Dr. Sabbagh: 216 end-of-life subjects underwent florbetaben PET scans. Post mortem brain histopathology was obtained in 31 subjects. Six pre-defined regions in each brain were analyzed centrally and scored for neuritic and diffuse b-amyloid plaques by a consensus panel consisting of three neuropathologists blinded to clinical diagnosis and imaging data. Regional visual and quantitative assessment of florbetaben PET images was performed using a newly developed MRI-based method ensuring exact tissue match. Additionally, subject-level whole brain visual assessment was performed by three blinded readers and compared with the subject-level whole-brain histopathology as determined by the on-site histopathologist according to CERAD criteria.

Visual assessment of florbetaben uptake in regional matched tissue sections based on the majority results of the three blinded readers over the compiled six brain ROIs against the result of the regional consensus histopathological analysis over the identical six brain regions revealed sensitivity of 77.4 percent (95% CI: 65.4-89.4%) and specificity of 94.2 percent (95% CI: 88.6-99.8%). Regional florbetaben uptake ratios correlated significantly (apart from those for the atrophic hippocampus/parahippocampal gyrus) with histopathology scores for b-amyloid (r=0.45 to 0.69, p=0.0135 to <0.0001).

In the subject-level whole brain visual and histopathological assessment, florbetaben PET images showed a sensitivity of 100 percent (95% CI: 80.5-100.0%) and a specificity of 91.7% (95% CI: 80.6-100%). Tracer uptake ratios did not differ with plaque type (neuritic/diffuse or diffuse; p=0.168). This trial verifies b-amyloid as a florbetaben target.

What is the expected timeline for bringing florbetaben to market?

Dr. Dinkelborg: In March 2013, Piramal Imaging announced it submitted florbetaben F18 to the U.S. Food and Drug Administration (FDA) and European Medicines Agency (EMA) for use in the visual detection of beta-amyloid in the brains of adults with cognitive impairment who are being evaluated for Alzheimer’s disease (AD) and other causes of cognitive decline.

If approved by the FDA and EMA, Piramal Imaging expects florbetaben F18 will be available in the US and Europe in early 2014.

What’s next for the company? Can you share any updates on research or data?

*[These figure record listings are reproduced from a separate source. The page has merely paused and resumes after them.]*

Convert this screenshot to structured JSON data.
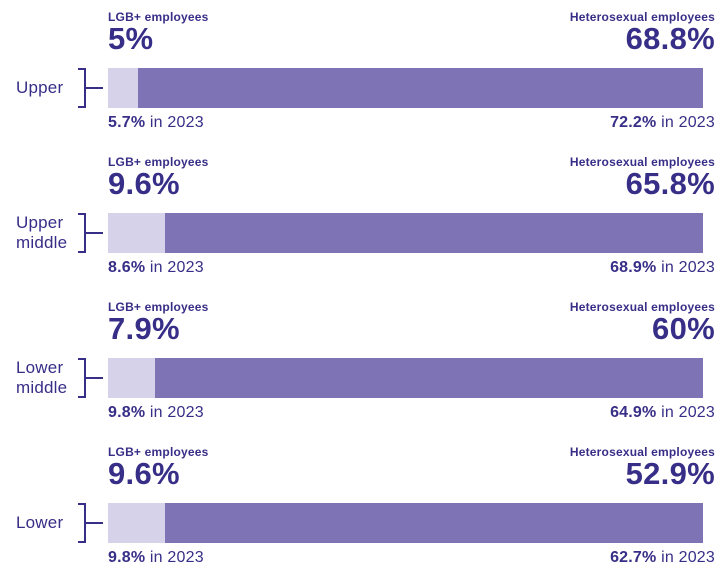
{
  "colors": {
    "ink": "#372e87",
    "lgb_segment": "#d6d2e9",
    "het_segment": "#7e74b5",
    "background": "#ffffff"
  },
  "chart_data": {
    "type": "bar",
    "orientation": "horizontal",
    "title": "",
    "categories": [
      "Upper",
      "Upper middle",
      "Lower middle",
      "Lower"
    ],
    "series": [
      {
        "name": "LGB+ employees",
        "values": [
          5,
          9.6,
          7.9,
          9.6
        ]
      },
      {
        "name": "LGB+ employees in 2023",
        "values": [
          5.7,
          8.6,
          9.8,
          9.8
        ]
      },
      {
        "name": "Heterosexual employees",
        "values": [
          68.8,
          65.8,
          60,
          52.9
        ]
      },
      {
        "name": "Heterosexual employees in 2023",
        "values": [
          72.2,
          68.9,
          64.9,
          62.7
        ]
      }
    ],
    "units": "%",
    "xlim": [
      0,
      100
    ],
    "grid": false,
    "legend_position": "none",
    "layout_note": "Each row is a full-width 100% bar; light segment width equals the LGB+ percentage, dark fill is the remainder. Current value labels above the bar, 2023 comparison captions below."
  },
  "sections": [
    {
      "category": "Upper",
      "lgb_label": "LGB+ employees",
      "lgb_value": "5%",
      "lgb_pct": 5,
      "lgb_caption_num": "5.7%",
      "lgb_caption_suffix": " in 2023",
      "het_label": "Heterosexual employees",
      "het_value": "68.8%",
      "het_caption_num": "72.2%",
      "het_caption_suffix": " in 2023"
    },
    {
      "category": "Upper middle",
      "lgb_label": "LGB+ employees",
      "lgb_value": "9.6%",
      "lgb_pct": 9.6,
      "lgb_caption_num": "8.6%",
      "lgb_caption_suffix": " in 2023",
      "het_label": "Heterosexual employees",
      "het_value": "65.8%",
      "het_caption_num": "68.9%",
      "het_caption_suffix": " in 2023"
    },
    {
      "category": "Lower middle",
      "lgb_label": "LGB+ employees",
      "lgb_value": "7.9%",
      "lgb_pct": 7.9,
      "lgb_caption_num": "9.8%",
      "lgb_caption_suffix": " in 2023",
      "het_label": "Heterosexual employees",
      "het_value": "60%",
      "het_caption_num": "64.9%",
      "het_caption_suffix": " in 2023"
    },
    {
      "category": "Lower",
      "lgb_label": "LGB+ employees",
      "lgb_value": "9.6%",
      "lgb_pct": 9.6,
      "lgb_caption_num": "9.8%",
      "lgb_caption_suffix": " in 2023",
      "het_label": "Heterosexual employees",
      "het_value": "52.9%",
      "het_caption_num": "62.7%",
      "het_caption_suffix": " in 2023"
    }
  ]
}
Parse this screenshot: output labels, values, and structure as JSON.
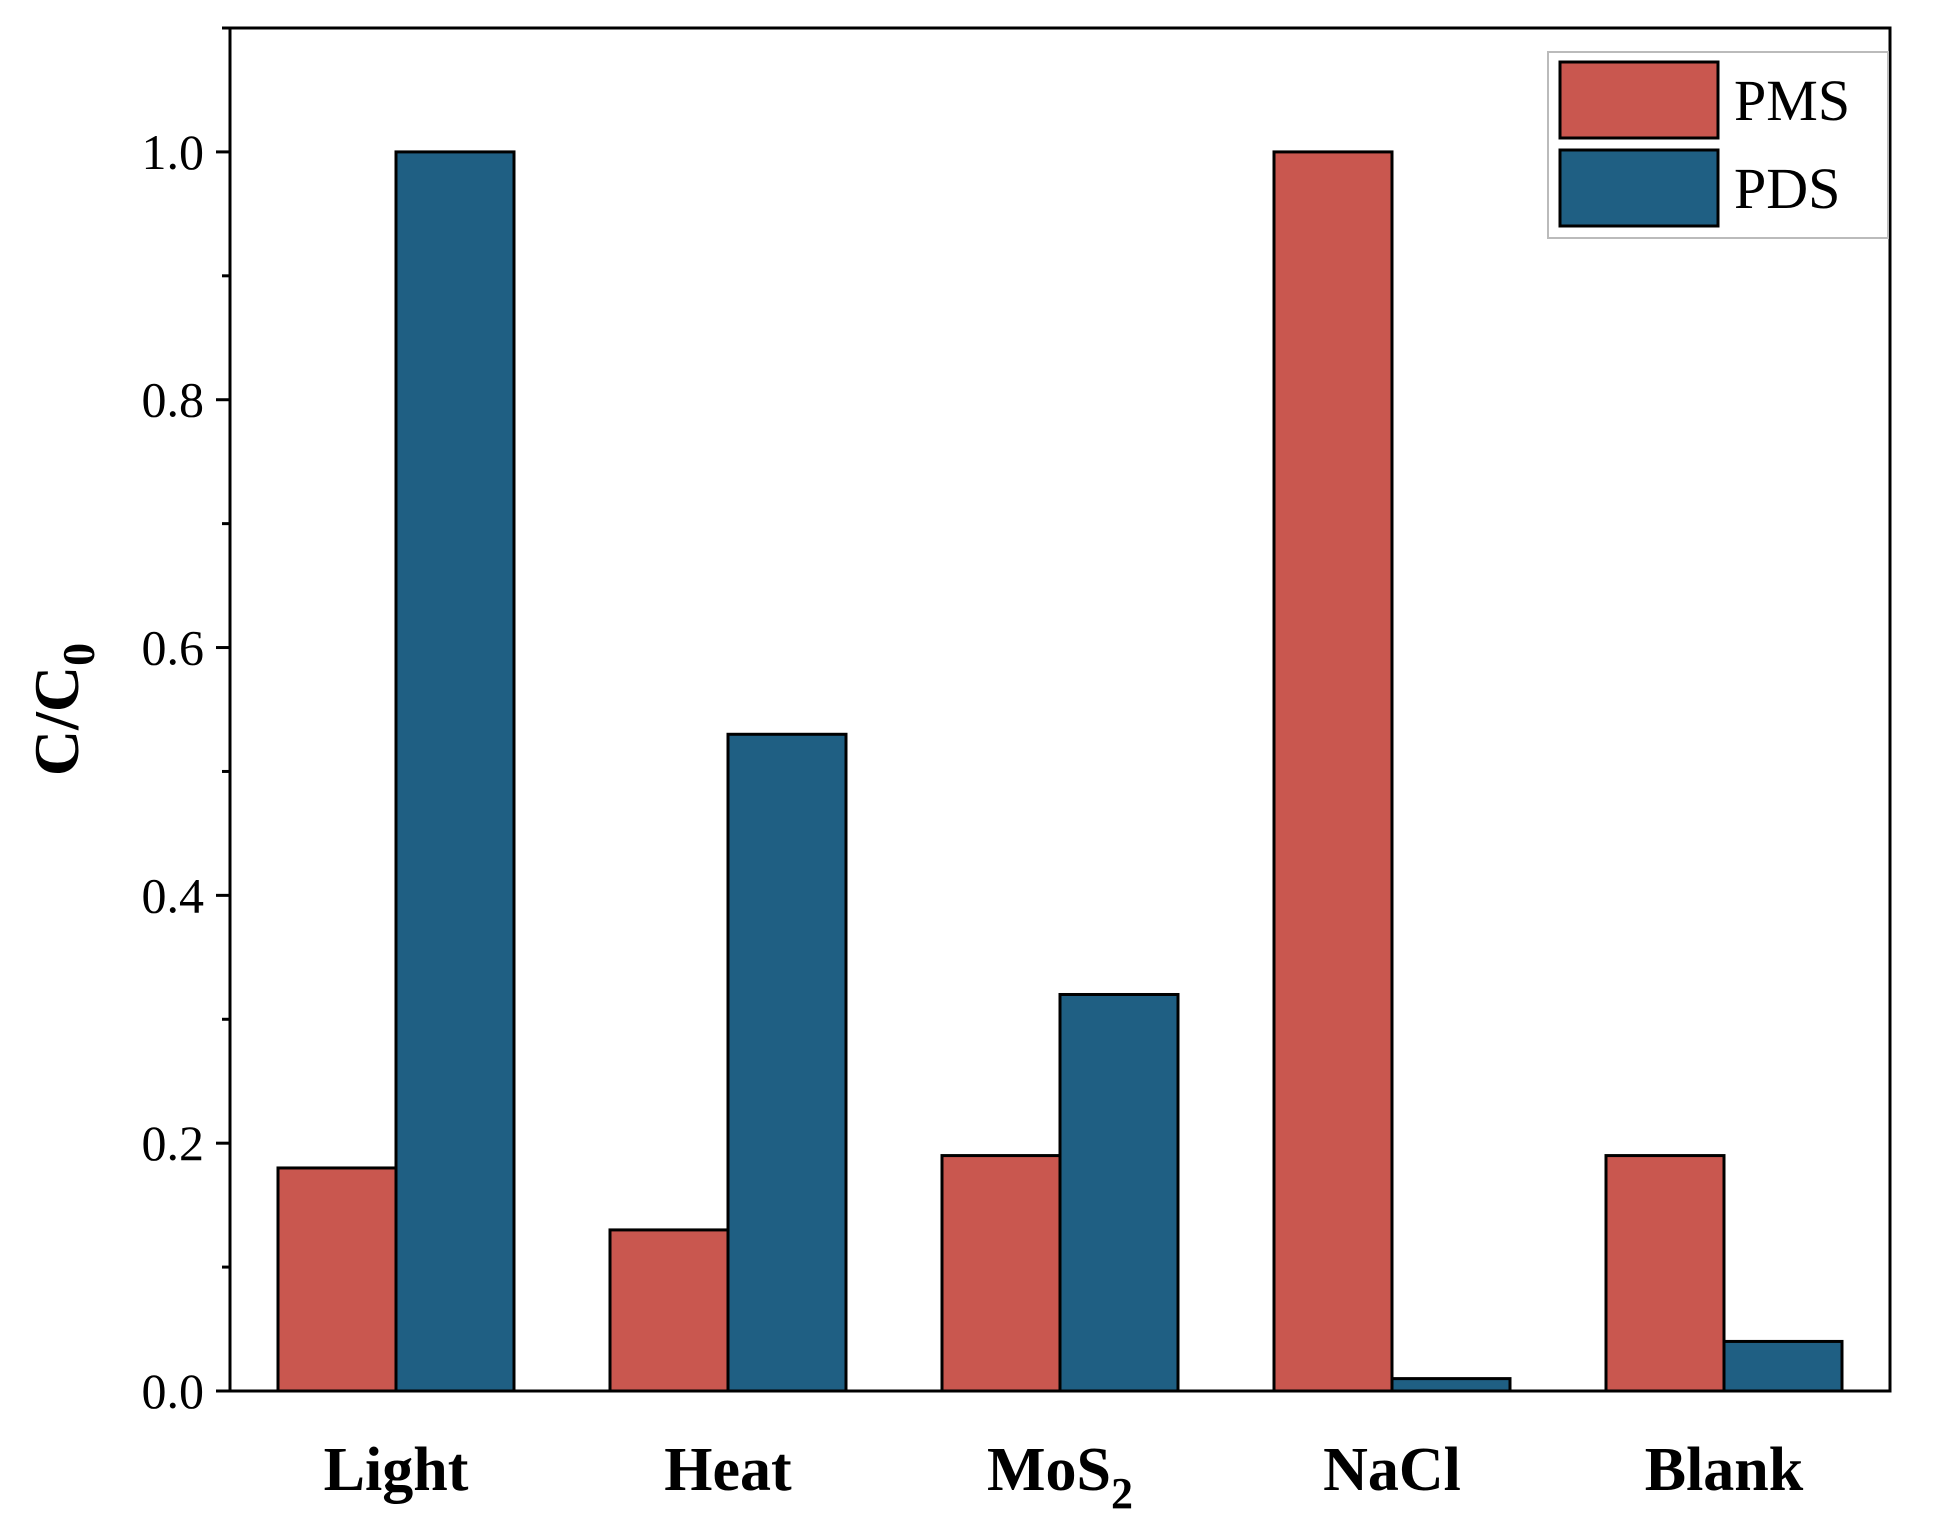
{
  "chart_data": {
    "type": "bar",
    "title": "",
    "xlabel": "",
    "ylabel": {
      "main": "C/C",
      "subscript": "0"
    },
    "ylim": [
      0.0,
      1.1
    ],
    "yticks": [
      "0.0",
      "0.2",
      "0.4",
      "0.6",
      "0.8",
      "1.0"
    ],
    "ytick_values": [
      0.0,
      0.2,
      0.4,
      0.6,
      0.8,
      1.0
    ],
    "minor_tick_step": 0.1,
    "grid": false,
    "legend_position": "top-right",
    "categories": [
      {
        "main": "Light",
        "subscript": ""
      },
      {
        "main": "Heat",
        "subscript": ""
      },
      {
        "main": "MoS",
        "subscript": "2"
      },
      {
        "main": "NaCl",
        "subscript": ""
      },
      {
        "main": "Blank",
        "subscript": ""
      }
    ],
    "series": [
      {
        "name": "PMS",
        "color": "#c9574f",
        "values": [
          0.18,
          0.13,
          0.19,
          1.0,
          0.19
        ]
      },
      {
        "name": "PDS",
        "color": "#1f5f83",
        "values": [
          1.0,
          0.53,
          0.32,
          0.01,
          0.04
        ]
      }
    ]
  }
}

Dr. Ludger Dinkelborg: Piramal Imaging’s portfolio of promising radiopharmaceuticals includes a number of projects that have advanced already into clinical development. Beyond AD and related dementias, Piramal Imaging is working on developing several pipeline compounds to address major clinical needs in oncology and in the cardiovascular area.

Marwan Sabbagh, MD is Director, Banner Sun Health Research Institute and Research Professor of Neurology, University of Arizona College of Medicine, Phoenix.

Ludger Dinkelborg, PhD is Director of the Board, Piramal Imaging SA.